Leibniz Institute of Plant Genetics and Crop Plant Research, IPK in Gatersleben
At the IPK Hypericum perforatum-lines with different genetic background are cultivated and genetically characterized. The work of the apomixis research group will mainly focus on genome and transcriptome analysis of flowers. Recently, a „glandless placental tissue” (GPT) phenotype was described. Genetic subtraction between glanded and glandless placental tissues will be performed using RNAseq in order to identify genes (or genetic networks) putatively involved in hypericin biosynthesis and dark gland organogenesis. By maximizing the available background genetic diversity going into the comparative analysis, statistical analyses can be used to identify common factors within glanded versus glandless tissues.
Department Cell and Metabolic Biology, IPB
Aim of the work of the department Cell and Metabolic Biology is to isolate intact glandular cavities from leaves, and to sequence the RNA for generating a de novo transcriptome. The search for candidate genes, which encode for enzymes that play a role in the biosynthetic pathways of hyperforin and hypericin, is done by differential expression analysis compared to glandless tissue. The focus is on putative prenyltransferases and polyketide-synthases, because they are known to play the central role in these biosynthetic pathways.
Technical University Braunschweig
The Beerhouse group is a leading partner in biosynthesis investigations of prominent Hypericum constituents. Recently, a hyperforin derivative with a methylated nucleus, named hyperpolyphyllirin, has been isolated by the Wessjohann group from H. polyphyllum. So far, no polyketide synthase forming this type of skeleton has been detected. Biosynthetic studies will therefore start with this altered scaffold and later involve transcriptome mining and functional transcript analysis.
Department of Bioorganic Chemistry, IPB
Within the department of Bioorganic Chemistry metabolite profiles of defined extracts from different Hypericum lines are recorded by analytical methods like mass spectrometry and nuclear magnetic resonance spectroscopy. After the identification of potential bioactive metabolites by correlation analysis our group focuses on the characterization, isolation and structure elucidation of relevant metabolites from Hypericum extracts, as well as on the further development of our activity-correlation-analysis tools (reverse metabolomics) with the Neumann group (IPB).
University of Oslo
The research of the Pahnke Lab focuses on basic molecular mechanisms and new treatment options for neurodegenerative diseases with special emphasis on Alzheimer’s disease. During the recent years, we were able to uncover the importance of ABCC1 transporter proteins for the clearance of toxic peptides from the brain. The effect of St. John’s wort extracts will be now evaluated in different assays.

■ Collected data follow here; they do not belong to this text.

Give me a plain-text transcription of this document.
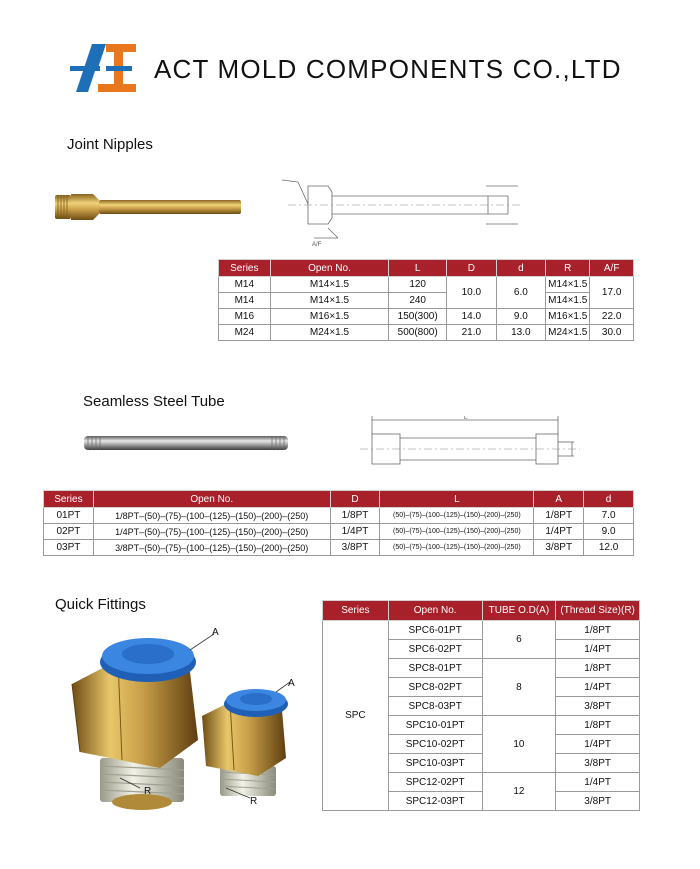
ACT MOLD COMPONENTS CO.,LTD
Joint Nipples
A/F
Series	Open No.	L	D	d	R	A/F
M14	M14×1.5	120	10.0	6.0	M14×1.5	17.0
M14	M14×1.5	240			M14×1.5	
M16	M16×1.5	150(300)	14.0	9.0	M16×1.5	22.0
M24	M24×1.5	500(800)	21.0	13.0	M24×1.5	30.0
Seamless Steel Tube
L
Series	Open No.	D	L	A	d
01PT	1/8PT–(50)–(75)–(100–(125)–(150)–(200)–(250)	1/8PT	(50)–(75)–(100–(125)–(150)–(200)–(250)	1/8PT	7.0
02PT	1/4PT–(50)–(75)–(100–(125)–(150)–(200)–(250)	1/4PT	(50)–(75)–(100–(125)–(150)–(200)–(250)	1/4PT	9.0
03PT	3/8PT–(50)–(75)–(100–(125)–(150)–(200)–(250)	3/8PT	(50)–(75)–(100–(125)–(150)–(200)–(250)	3/8PT	12.0
Quick Fittings
A
A
R
R
Series	Open No.	TUBE O.D(A)	(Thread Size)(R)
SPC	SPC6-01PT	6	1/8PT
	SPC6-02PT		1/4PT
	SPC8-01PT	8	1/8PT
	SPC8-02PT		1/4PT
	SPC8-03PT		3/8PT
	SPC10-01PT	10	1/8PT
	SPC10-02PT		1/4PT
	SPC10-03PT		3/8PT
	SPC12-02PT	12	1/4PT
	SPC12-03PT		3/8PT
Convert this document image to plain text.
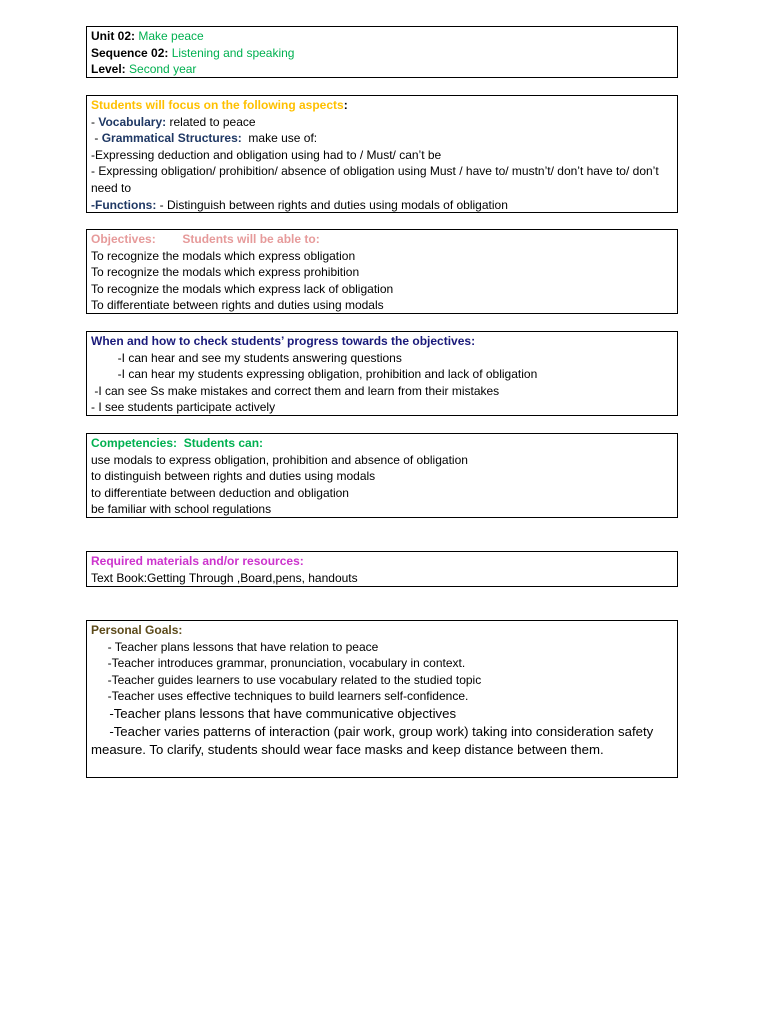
Unit 02: Make peace
Sequence 02: Listening and speaking
Level: Second year
Students will focus on the following aspects:
- Vocabulary: related to peace
- Grammatical Structures:  make use of:
-Expressing deduction and obligation using had to / Must/ can’t be
- Expressing obligation/ prohibition/ absence of obligation using Must / have to/ mustn’t/ don’t have to/ don’t need to
-Functions: - Distinguish between rights and duties using modals of obligation
Objectives:        Students will be able to:
To recognize the modals which express obligation
To recognize the modals which express prohibition
To recognize the modals which express lack of obligation
To differentiate between rights and duties using modals
When and how to check students’ progress towards the objectives:
-I can hear and see my students answering questions
-I can hear my students expressing obligation, prohibition and lack of obligation
-I can see Ss make mistakes and correct them and learn from their mistakes
- I see students participate actively
Competencies:  Students can:
use modals to express obligation, prohibition and absence of obligation
to distinguish between rights and duties using modals
to differentiate between deduction and obligation
be familiar with school regulations
Required materials and/or resources:
Text Book:Getting Through ,Board,pens, handouts
Personal Goals:
- Teacher plans lessons that have relation to peace
-Teacher introduces grammar, pronunciation, vocabulary in context.
-Teacher guides learners to use vocabulary related to the studied topic
-Teacher uses effective techniques to build learners self-confidence.
-Teacher plans lessons that have communicative objectives
-Teacher varies patterns of interaction (pair work, group work) taking into consideration safety measure. To clarify, students should wear face masks and keep distance between them.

Bioinformatics: IPB and University of Halle
All data obtained during this project are collected in the research group Mass Spectrometry and Bioinformatics for analysis by bioinformatics and biostatistics methods to detect correlations between chemical constituents and their biological activity. The relation between metabolites and genes will also be in the focus. The group is supported by Prof. Posch, head of the department Bioinformatics and Pattern Recognition at University of Halle-Wittenberg. Subsequently, the detected metabolites are going to be characterized regarding their function and participation in metabolic pathways.